Levi-Strauss (1957), conforme citado por Meliá (1979), ressalta o autoritarismo da universalidade do letramento. Levi-Strauss relaciona a ação sistemática dos países europeus em prol da instrução “universal” obrigatória, a partir do século XIX, com a extensão do serviço militar e da proletarização. A luta em prol do alfabetismo, “indispensável para fortalecer as dominações [...], se confunde assim com o aumento do domínio dos cidadãos pelo poder”, e está relacionada à submissão de maiores contingentes populacionais ao sistema capitalista e às suas leis, “pois é preciso que todos saibam ler para que este último possa dizer: ninguém se escusa de cumprir a lei, alegando que não a conhece” (LEVI-STRAUSS apud MELIÁ, 1979, p. 57).

Segundo este autor, a escrita “parece favorecer a exploração dos homens antes que iluminá-los”, pois ela permite e naturaliza que milhares de trabalhadores se submetam a tarefas extenuantes em troca de um salário. Levi-Strauss defende, portanto, que “a função primária da comunicação escrita é facilitar a servidão”. Os servos, graças à sua capacidade de acessar o saber escrito acumulado nas bibliotecas, tornam-se vulneráveis “às mentiras que os documentos impressos propagam em proporção ainda maior” (LEVI-STRAUSS apud MELIÁ, 1979, p. 57).

Para possibilitar a “universalização” da escrita, as vozes dos indígenas a respeito da cultura letrada têm permanecido tradicionalmente silenciadas. Franchetto (2008, p. 31) afirma que

Entre as experiências mais marcantes da história do encontro entre populações indígenas e colonizadores estão a descoberta, a entrada, a aquisição e o impacto da escrita, com seus inevitáveis corolários: alfabetização, letramento e escolarização. Instrumentos delicados e ao mesmo tempo poderosos nas mãos dos agentes “civilizadores”, essas experiências operam mudanças significativas nas sociedades indígenas. Todavia, com o fim de silenciar, invisibilizar e naturalizar essas significativas mudanças nas práticas dos indígenas, “pouco se tem refletido sobre este tema no âmbito da história dos povos indígenas no Brasil e pouco se tem ouvido o que os índios dizem e contam sobre ele”

(FRANCHETTO, 2008, p. 31).
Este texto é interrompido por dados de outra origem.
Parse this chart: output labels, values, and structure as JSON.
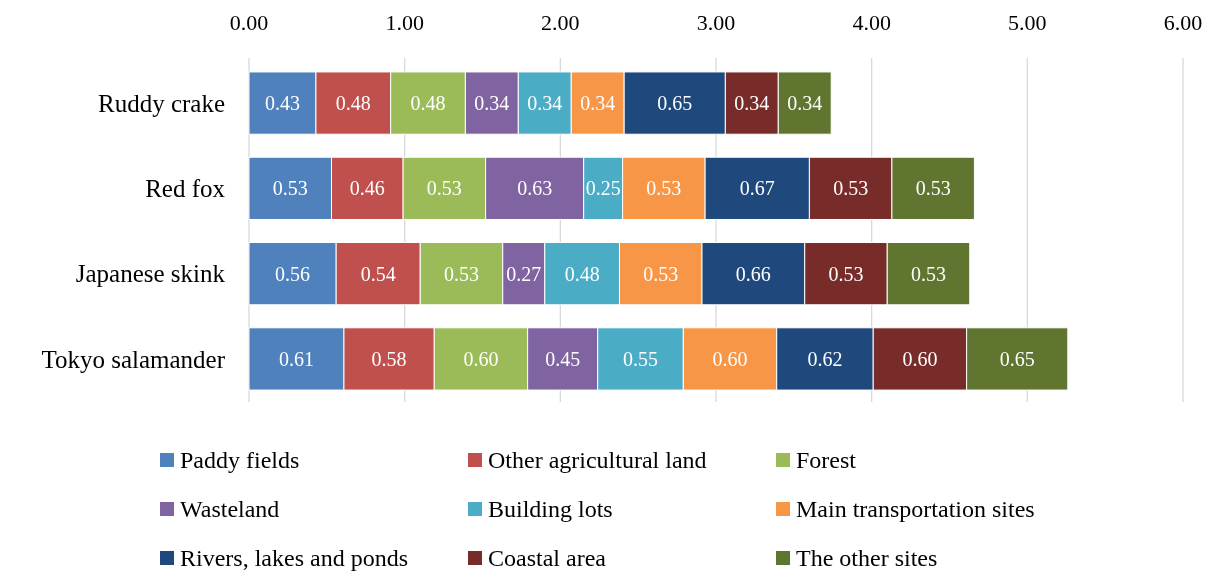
{
  "chart_data": {
    "type": "bar",
    "orientation": "horizontal",
    "stacked": true,
    "categories": [
      "Ruddy crake",
      "Red fox",
      "Japanese skink",
      "Tokyo salamander"
    ],
    "xlim": [
      0,
      6
    ],
    "xticks": [
      {
        "value": 0,
        "label": "0.00"
      },
      {
        "value": 1,
        "label": "1.00"
      },
      {
        "value": 2,
        "label": "2.00"
      },
      {
        "value": 3,
        "label": "3.00"
      },
      {
        "value": 4,
        "label": "4.00"
      },
      {
        "value": 5,
        "label": "5.00"
      },
      {
        "value": 6,
        "label": "6.00"
      }
    ],
    "grid": "x",
    "legend": "bottom",
    "series": [
      {
        "name": "Paddy fields",
        "color": "#4f81bd",
        "values": [
          0.43,
          0.53,
          0.56,
          0.61
        ],
        "value_labels": [
          "0.43",
          "0.53",
          "0.56",
          "0.61"
        ]
      },
      {
        "name": "Other agricultural land",
        "color": "#c0504d",
        "values": [
          0.48,
          0.46,
          0.54,
          0.58
        ],
        "value_labels": [
          "0.48",
          "0.46",
          "0.54",
          "0.58"
        ]
      },
      {
        "name": "Forest",
        "color": "#9bbb59",
        "values": [
          0.48,
          0.53,
          0.53,
          0.6
        ],
        "value_labels": [
          "0.48",
          "0.53",
          "0.53",
          "0.60"
        ]
      },
      {
        "name": "Wasteland",
        "color": "#8064a2",
        "values": [
          0.34,
          0.63,
          0.27,
          0.45
        ],
        "value_labels": [
          "0.34",
          "0.63",
          "0.27",
          "0.45"
        ]
      },
      {
        "name": "Building lots",
        "color": "#4bacc6",
        "values": [
          0.34,
          0.25,
          0.48,
          0.55
        ],
        "value_labels": [
          "0.34",
          "0.25",
          "0.48",
          "0.55"
        ]
      },
      {
        "name": "Main transportation sites",
        "color": "#f79646",
        "values": [
          0.34,
          0.53,
          0.53,
          0.6
        ],
        "value_labels": [
          "0.34",
          "0.53",
          "0.53",
          "0.60"
        ]
      },
      {
        "name": "Rivers, lakes and ponds",
        "color": "#1f497d",
        "values": [
          0.65,
          0.67,
          0.66,
          0.62
        ],
        "value_labels": [
          "0.65",
          "0.67",
          "0.66",
          "0.62"
        ]
      },
      {
        "name": "Coastal area",
        "color": "#772c2a",
        "values": [
          0.34,
          0.53,
          0.53,
          0.6
        ],
        "value_labels": [
          "0.34",
          "0.53",
          "0.53",
          "0.60"
        ]
      },
      {
        "name": "The other sites",
        "color": "#5f7530",
        "values": [
          0.34,
          0.53,
          0.53,
          0.65
        ],
        "value_labels": [
          "0.34",
          "0.53",
          "0.53",
          "0.65"
        ]
      }
    ]
  }
}
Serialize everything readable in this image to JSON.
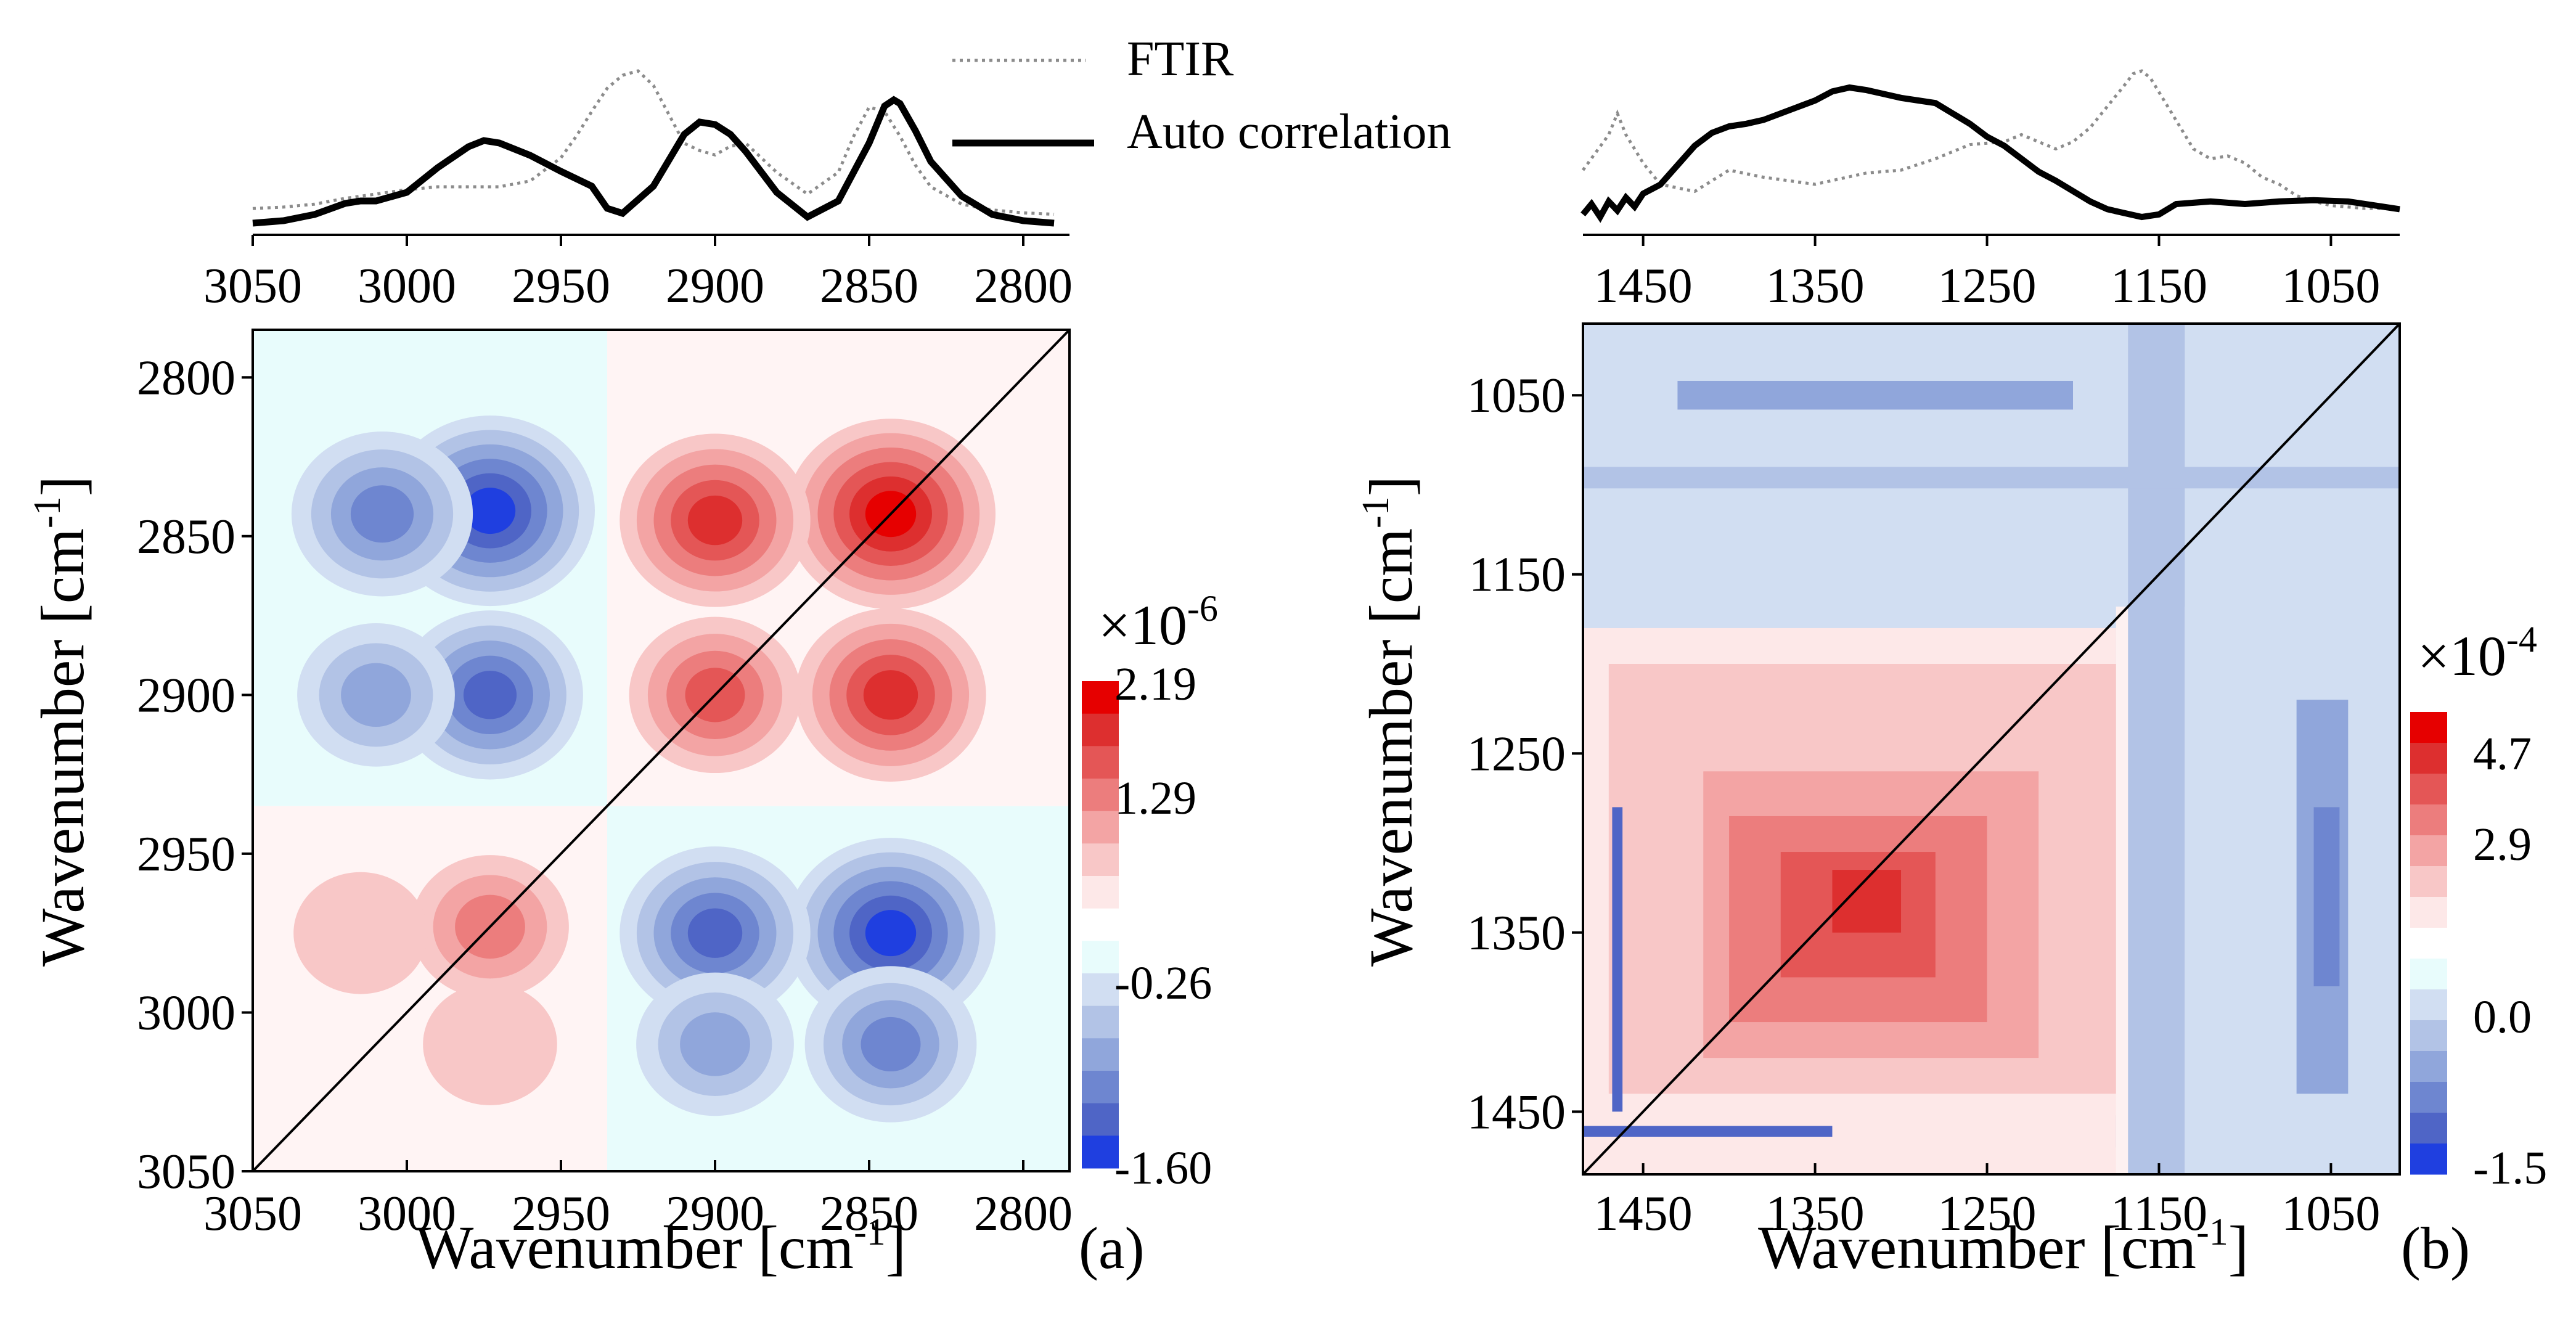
{
  "legend": {
    "ftir_label": "FTIR",
    "auto_label": "Auto correlation"
  },
  "axis_title_x": "Wavenumber [cm",
  "axis_title_y": "Wavenumber [cm",
  "axis_title_sup": "-1",
  "axis_title_close": "]",
  "colors": {
    "pos": [
      "#fde8e8",
      "#f8c7c7",
      "#f3a4a4",
      "#ec7d7d",
      "#e45656",
      "#dd2f2f",
      "#e60000"
    ],
    "neg": [
      "#e8fcfc",
      "#d1def2",
      "#b2c3e6",
      "#90a6db",
      "#6e86d0",
      "#4f65c6",
      "#1f3fe0"
    ],
    "diagonal": "#000000",
    "ftir_line": "#8c8c8c",
    "auto_line": "#000000"
  },
  "chart_data": [
    {
      "id": "a",
      "type": "heatmap",
      "panel_label": "(a)",
      "xlim": [
        3050,
        2785
      ],
      "ylim": [
        2785,
        3050
      ],
      "x_ticks": [
        "3050",
        "3000",
        "2950",
        "2900",
        "2850",
        "2800"
      ],
      "x_tick_values": [
        3050,
        3000,
        2950,
        2900,
        2850,
        2800
      ],
      "y_ticks": [
        "2800",
        "2850",
        "2900",
        "2950",
        "3000",
        "3050"
      ],
      "y_tick_values": [
        2800,
        2850,
        2900,
        2950,
        3000,
        3050
      ],
      "colorbar": {
        "exponent_base": "×10",
        "exponent": "-6",
        "labels": [
          "2.19",
          "1.29",
          "-0.26",
          "-1.60"
        ],
        "range": [
          -1.6,
          2.19
        ]
      },
      "peaks": [
        {
          "x": 2843,
          "y": 2843,
          "sign": 1,
          "amp": 1.0
        },
        {
          "x": 2900,
          "y": 2845,
          "sign": 1,
          "amp": 0.8
        },
        {
          "x": 2843,
          "y": 2900,
          "sign": 1,
          "amp": 0.8
        },
        {
          "x": 2900,
          "y": 2900,
          "sign": 1,
          "amp": 0.6
        },
        {
          "x": 2973,
          "y": 2973,
          "sign": 1,
          "amp": 0.45
        },
        {
          "x": 3015,
          "y": 2975,
          "sign": 1,
          "amp": 0.2
        },
        {
          "x": 2973,
          "y": 3010,
          "sign": 1,
          "amp": 0.2
        },
        {
          "x": 2973,
          "y": 2842,
          "sign": -1,
          "amp": 1.0
        },
        {
          "x": 3008,
          "y": 2843,
          "sign": -1,
          "amp": 0.7
        },
        {
          "x": 2973,
          "y": 2900,
          "sign": -1,
          "amp": 0.75
        },
        {
          "x": 3010,
          "y": 2900,
          "sign": -1,
          "amp": 0.45
        },
        {
          "x": 2843,
          "y": 2975,
          "sign": -1,
          "amp": 1.0
        },
        {
          "x": 2900,
          "y": 2975,
          "sign": -1,
          "amp": 0.8
        },
        {
          "x": 2843,
          "y": 3010,
          "sign": -1,
          "amp": 0.6
        },
        {
          "x": 2900,
          "y": 3010,
          "sign": -1,
          "amp": 0.45
        }
      ],
      "ftir": {
        "x": [
          3050,
          3040,
          3030,
          3020,
          3010,
          3000,
          2990,
          2980,
          2970,
          2960,
          2950,
          2945,
          2940,
          2935,
          2930,
          2925,
          2920,
          2915,
          2910,
          2905,
          2900,
          2895,
          2890,
          2880,
          2870,
          2860,
          2855,
          2850,
          2845,
          2840,
          2835,
          2830,
          2820,
          2810,
          2800,
          2790
        ],
        "y": [
          0.05,
          0.06,
          0.08,
          0.12,
          0.15,
          0.18,
          0.2,
          0.2,
          0.2,
          0.24,
          0.4,
          0.55,
          0.72,
          0.88,
          0.97,
          1.0,
          0.9,
          0.7,
          0.5,
          0.45,
          0.42,
          0.48,
          0.5,
          0.3,
          0.15,
          0.3,
          0.55,
          0.75,
          0.72,
          0.55,
          0.35,
          0.2,
          0.08,
          0.04,
          0.02,
          0.01
        ]
      },
      "auto": {
        "x": [
          3050,
          3040,
          3030,
          3020,
          3015,
          3010,
          3000,
          2990,
          2980,
          2975,
          2970,
          2960,
          2950,
          2940,
          2935,
          2930,
          2920,
          2910,
          2905,
          2900,
          2895,
          2890,
          2880,
          2870,
          2860,
          2850,
          2845,
          2842,
          2840,
          2835,
          2830,
          2820,
          2810,
          2800,
          2790
        ],
        "y": [
          0.0,
          0.02,
          0.07,
          0.16,
          0.18,
          0.18,
          0.25,
          0.45,
          0.62,
          0.67,
          0.65,
          0.55,
          0.42,
          0.3,
          0.12,
          0.08,
          0.3,
          0.72,
          0.82,
          0.8,
          0.72,
          0.58,
          0.25,
          0.05,
          0.18,
          0.65,
          0.95,
          1.0,
          0.97,
          0.75,
          0.5,
          0.22,
          0.07,
          0.02,
          0.0
        ]
      }
    },
    {
      "id": "b",
      "type": "heatmap",
      "panel_label": "(b)",
      "xlim": [
        1485,
        1010
      ],
      "ylim": [
        1010,
        1485
      ],
      "x_ticks": [
        "1450",
        "1350",
        "1250",
        "1150",
        "1050"
      ],
      "x_tick_values": [
        1450,
        1350,
        1250,
        1150,
        1050
      ],
      "y_ticks": [
        "1050",
        "1150",
        "1250",
        "1350",
        "1450"
      ],
      "y_tick_values": [
        1050,
        1150,
        1250,
        1350,
        1450
      ],
      "colorbar": {
        "exponent_base": "×10",
        "exponent": "-4",
        "labels": [
          "4.7",
          "2.9",
          "0.0",
          "-1.5"
        ],
        "range": [
          -1.5,
          4.7
        ]
      },
      "ftir": {
        "x": [
          1485,
          1470,
          1465,
          1460,
          1450,
          1440,
          1420,
          1400,
          1380,
          1350,
          1320,
          1300,
          1280,
          1260,
          1240,
          1230,
          1220,
          1210,
          1200,
          1190,
          1180,
          1170,
          1165,
          1160,
          1155,
          1150,
          1140,
          1130,
          1120,
          1110,
          1100,
          1090,
          1080,
          1070,
          1060,
          1050,
          1040,
          1030,
          1020,
          1010
        ],
        "y": [
          0.3,
          0.55,
          0.7,
          0.55,
          0.35,
          0.2,
          0.15,
          0.3,
          0.25,
          0.2,
          0.28,
          0.3,
          0.38,
          0.48,
          0.5,
          0.55,
          0.5,
          0.45,
          0.5,
          0.6,
          0.75,
          0.9,
          0.98,
          1.0,
          0.95,
          0.85,
          0.65,
          0.45,
          0.38,
          0.4,
          0.35,
          0.25,
          0.2,
          0.12,
          0.08,
          0.05,
          0.04,
          0.03,
          0.03,
          0.02
        ]
      },
      "auto": {
        "x": [
          1485,
          1480,
          1475,
          1470,
          1465,
          1460,
          1455,
          1450,
          1440,
          1430,
          1420,
          1410,
          1400,
          1390,
          1380,
          1370,
          1360,
          1350,
          1340,
          1330,
          1320,
          1310,
          1300,
          1290,
          1280,
          1270,
          1260,
          1250,
          1240,
          1230,
          1220,
          1210,
          1200,
          1190,
          1180,
          1170,
          1160,
          1150,
          1140,
          1120,
          1100,
          1080,
          1060,
          1040,
          1020,
          1010
        ],
        "y": [
          0.02,
          0.1,
          0.0,
          0.12,
          0.05,
          0.15,
          0.08,
          0.18,
          0.25,
          0.4,
          0.55,
          0.65,
          0.7,
          0.72,
          0.75,
          0.8,
          0.85,
          0.9,
          0.97,
          1.0,
          0.98,
          0.95,
          0.92,
          0.9,
          0.88,
          0.8,
          0.72,
          0.62,
          0.55,
          0.45,
          0.35,
          0.28,
          0.2,
          0.12,
          0.06,
          0.03,
          0.0,
          0.02,
          0.1,
          0.12,
          0.1,
          0.12,
          0.13,
          0.12,
          0.08,
          0.06
        ]
      }
    }
  ]
}
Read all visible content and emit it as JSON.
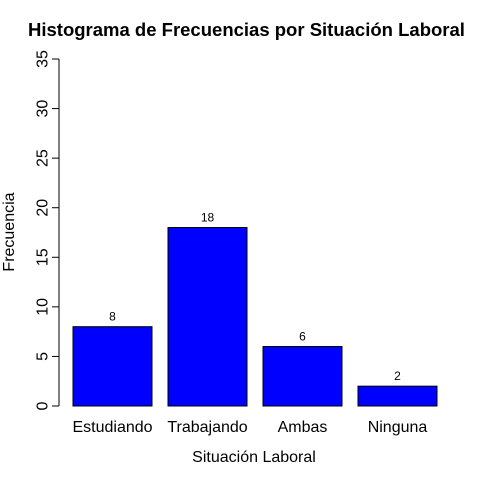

Este silenciamento acompanhou o apagamento das perspectivas indígenas sobre a própria escolarização13.

Apesar de tudo, nem a ciência moderna, nem a escola nem o letramento constituem males em si mesmos. É o uso que deles se tem feito, o totalitarismo universalista com que a sua objetividade e a sua racionalidade se expressam, e a arrogância excludente com que são visibilizados, que os torna instrumentos de opressão estratégicos para a perpetuação do sistema econômico capitalista. É por isso também que essas obrigações humanas universais, se forem reconstruídas interculturalmente como direitos, podem constituir instrumentos de resistência.